8 août 2023

Soudan : la protection des civils et l'atténuation des conséquences des conflits et du changement climatique vont de pair

Le 11 mai 2023, les forces armées soudanaises et les forces de soutien rapide - les deux parties au conflit actuel au Soudan - ont signé un accord reconnaissant leurs obligations en vertu du droit international humanitaire et des droits de l'homme. Dans cet accord, connu sous le nom de Déclaration de Jeddah sur l'engagement à protéger les civils du Soudan (Déclaration de Jeddah), elles ont énoncé les règles qui, selon elles, guideraient leur conduite afin de garantir la fourniture de l'aide humanitaire, des services essentiels, des soins de santé et d'un enterrement approprié.

Ces obligations légales existent indépendamment de la signature de la déclaration de Djedda. Cependant, la reconnaissance publique de ces obligations offre l'opportunité de démontrer comment le droit international humanitaire - et les dispositions spécifiques mises en avant dans la déclaration de Djedda - peut non seulement soutenir le respect des civils et la fourniture de services essentiels, mais aussi répondre aux doubles conséquences du changement climatique et des conflits.
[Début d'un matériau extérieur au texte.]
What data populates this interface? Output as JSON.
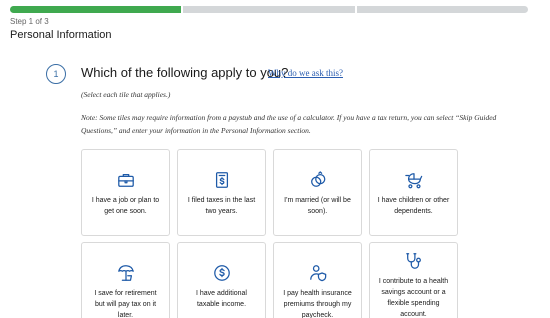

En respectant le droit international humanitaire, les parties au conflit peuvent faciliter l'action anticipatoire avant les chocs climatiques et les catastrophes potentielles afin de minimiser les impacts de ces événements, même au milieu d'un contexte humanitaire déjà complexe.

Risques climatiques au Soudan

Le Soudan est classé 177e sur 192 pays en termes de vulnérabilité au changement climatique, selon l'initiative Notre Dame Global Adaptation. Les principaux risques climatiques sont les températures extrêmes, les précipitations et l'élévation du niveau de la mer Rouge. Dans les régions sahéliennes, la sécheresse et la pénurie d'eau représentent des défis importants et croissants, en particulier dans le Kordofan, le Darfour et le centre du Soudan. Le risque d'inondation est également élevé pour les communautés situées autour du bassin du Nil.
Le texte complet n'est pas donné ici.